According to the International Monetary Fund, obstacles to global economic growth still include interest rate increases to counteract rising inflation, the Russia/Ukraine conflict, China’s COVID-19 pandemic lockdowns, and supply chain disruptions.
The International Monetary Fund says that the purchasing manager indexes used to measure many G20 economies have decreased steadily in recent months.
“Readings for an increasing number of G20 nations have dropped from levels that imply expansion earlier this year to those that signals contraction. The fact that this is true for both developed and developing market economies emphasizes the slowdown’s global character,” International Monetary Fund said.
The International Monetary Fund noted that recent data mainly indicate weakness in Europe, while declining retail sales, industrial production, and investment data reflect China’s ongoing epidemic lockdowns and faltering real estate market.

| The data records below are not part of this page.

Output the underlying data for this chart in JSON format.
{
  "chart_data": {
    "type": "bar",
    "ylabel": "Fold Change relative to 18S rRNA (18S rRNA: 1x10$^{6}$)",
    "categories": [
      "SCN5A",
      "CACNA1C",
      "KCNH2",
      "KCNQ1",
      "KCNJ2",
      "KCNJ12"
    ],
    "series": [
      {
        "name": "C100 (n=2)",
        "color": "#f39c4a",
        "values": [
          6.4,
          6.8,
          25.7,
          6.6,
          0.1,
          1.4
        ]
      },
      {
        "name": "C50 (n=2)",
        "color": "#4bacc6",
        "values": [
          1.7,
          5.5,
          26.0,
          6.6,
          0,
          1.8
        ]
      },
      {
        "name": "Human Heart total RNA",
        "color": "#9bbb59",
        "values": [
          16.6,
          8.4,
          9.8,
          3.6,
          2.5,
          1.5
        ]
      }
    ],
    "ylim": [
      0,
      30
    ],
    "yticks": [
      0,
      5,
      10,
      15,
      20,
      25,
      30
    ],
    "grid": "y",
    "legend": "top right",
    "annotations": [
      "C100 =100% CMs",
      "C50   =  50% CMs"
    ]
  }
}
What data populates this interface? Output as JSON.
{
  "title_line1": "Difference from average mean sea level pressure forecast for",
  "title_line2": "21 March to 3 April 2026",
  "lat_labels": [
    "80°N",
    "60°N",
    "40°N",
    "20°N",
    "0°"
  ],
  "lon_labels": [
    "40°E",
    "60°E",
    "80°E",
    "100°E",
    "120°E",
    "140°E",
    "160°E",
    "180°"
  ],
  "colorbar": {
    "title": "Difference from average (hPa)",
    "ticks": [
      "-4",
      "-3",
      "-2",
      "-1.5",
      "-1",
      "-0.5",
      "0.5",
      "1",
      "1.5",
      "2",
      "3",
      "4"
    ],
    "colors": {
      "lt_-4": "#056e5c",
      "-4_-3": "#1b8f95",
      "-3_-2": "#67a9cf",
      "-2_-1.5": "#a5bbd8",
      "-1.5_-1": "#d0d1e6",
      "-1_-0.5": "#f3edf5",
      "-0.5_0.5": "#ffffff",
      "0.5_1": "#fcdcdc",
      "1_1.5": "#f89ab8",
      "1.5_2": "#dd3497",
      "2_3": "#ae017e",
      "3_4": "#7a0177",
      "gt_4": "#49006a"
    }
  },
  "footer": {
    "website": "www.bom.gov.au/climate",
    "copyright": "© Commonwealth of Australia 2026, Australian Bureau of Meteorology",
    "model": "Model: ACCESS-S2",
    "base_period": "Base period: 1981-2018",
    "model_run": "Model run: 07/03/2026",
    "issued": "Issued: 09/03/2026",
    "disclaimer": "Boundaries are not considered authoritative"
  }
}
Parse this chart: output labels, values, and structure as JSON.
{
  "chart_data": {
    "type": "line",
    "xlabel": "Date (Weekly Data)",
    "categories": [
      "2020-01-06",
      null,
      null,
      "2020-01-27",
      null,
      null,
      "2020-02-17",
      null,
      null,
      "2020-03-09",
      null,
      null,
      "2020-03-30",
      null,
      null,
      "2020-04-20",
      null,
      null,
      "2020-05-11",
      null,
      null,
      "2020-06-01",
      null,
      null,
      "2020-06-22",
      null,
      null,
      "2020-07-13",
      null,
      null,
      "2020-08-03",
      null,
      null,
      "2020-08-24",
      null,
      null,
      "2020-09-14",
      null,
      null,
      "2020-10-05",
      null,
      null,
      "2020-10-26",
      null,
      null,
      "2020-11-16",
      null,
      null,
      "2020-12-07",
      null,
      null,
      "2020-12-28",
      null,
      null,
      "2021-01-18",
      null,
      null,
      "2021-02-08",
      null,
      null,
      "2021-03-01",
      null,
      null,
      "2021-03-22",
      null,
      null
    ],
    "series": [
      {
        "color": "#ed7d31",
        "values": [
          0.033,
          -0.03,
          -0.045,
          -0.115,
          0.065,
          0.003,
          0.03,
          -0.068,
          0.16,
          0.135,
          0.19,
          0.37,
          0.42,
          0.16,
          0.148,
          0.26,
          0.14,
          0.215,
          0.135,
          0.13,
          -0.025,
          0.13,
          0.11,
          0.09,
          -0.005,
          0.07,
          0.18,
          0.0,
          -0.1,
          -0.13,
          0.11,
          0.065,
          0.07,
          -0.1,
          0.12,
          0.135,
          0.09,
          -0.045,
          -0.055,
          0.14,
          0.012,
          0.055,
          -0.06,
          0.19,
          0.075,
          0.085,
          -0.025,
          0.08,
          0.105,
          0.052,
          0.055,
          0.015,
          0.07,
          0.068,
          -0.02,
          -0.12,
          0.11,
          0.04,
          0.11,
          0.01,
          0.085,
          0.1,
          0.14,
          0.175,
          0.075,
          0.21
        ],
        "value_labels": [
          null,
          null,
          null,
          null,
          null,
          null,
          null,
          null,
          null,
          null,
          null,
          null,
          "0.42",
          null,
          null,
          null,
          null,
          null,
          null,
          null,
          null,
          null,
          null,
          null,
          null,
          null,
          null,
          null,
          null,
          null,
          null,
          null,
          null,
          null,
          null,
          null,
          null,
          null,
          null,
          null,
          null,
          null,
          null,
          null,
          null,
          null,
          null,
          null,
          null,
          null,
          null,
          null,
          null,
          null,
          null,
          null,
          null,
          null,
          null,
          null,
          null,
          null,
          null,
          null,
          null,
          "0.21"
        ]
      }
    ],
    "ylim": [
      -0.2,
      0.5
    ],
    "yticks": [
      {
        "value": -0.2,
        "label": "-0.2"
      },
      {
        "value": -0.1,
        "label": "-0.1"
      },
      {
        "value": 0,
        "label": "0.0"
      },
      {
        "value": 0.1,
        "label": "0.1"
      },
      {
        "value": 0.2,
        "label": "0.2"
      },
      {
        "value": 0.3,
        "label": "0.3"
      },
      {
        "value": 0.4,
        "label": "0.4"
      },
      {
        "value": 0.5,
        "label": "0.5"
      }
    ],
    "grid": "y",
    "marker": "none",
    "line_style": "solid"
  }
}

The International Monetary Fund emphasized that even if such policies put pressure on economic activity in interest-rate-sensitive sectors, such as the property market, they should not let up their efforts to combat inflation and lower government debt loads.
According to the International Monetary Fund, the global financial markets will continue to reflect this “unusually uncertain” macroeconomic policy environment.
In the first nine months of the year, the S&P 500 Index decreased by 24%. Only five calendar years have had lower annual returns: 1974, 2008, the year the global financial crisis hit 2, and three in the Great Depression.
Global commodity prices jumped early this year as the war began, but they have since fallen as central banks worldwide have increased interest rates. Unfortunately, these rate increases have also severely hurt the world’s bond markets.
According to data from NYU, bonds have not seen double-digit losses in a single calendar year since 1931, but the Bloomberg US Aggregate Index dropped 11% in the first nine months of this year.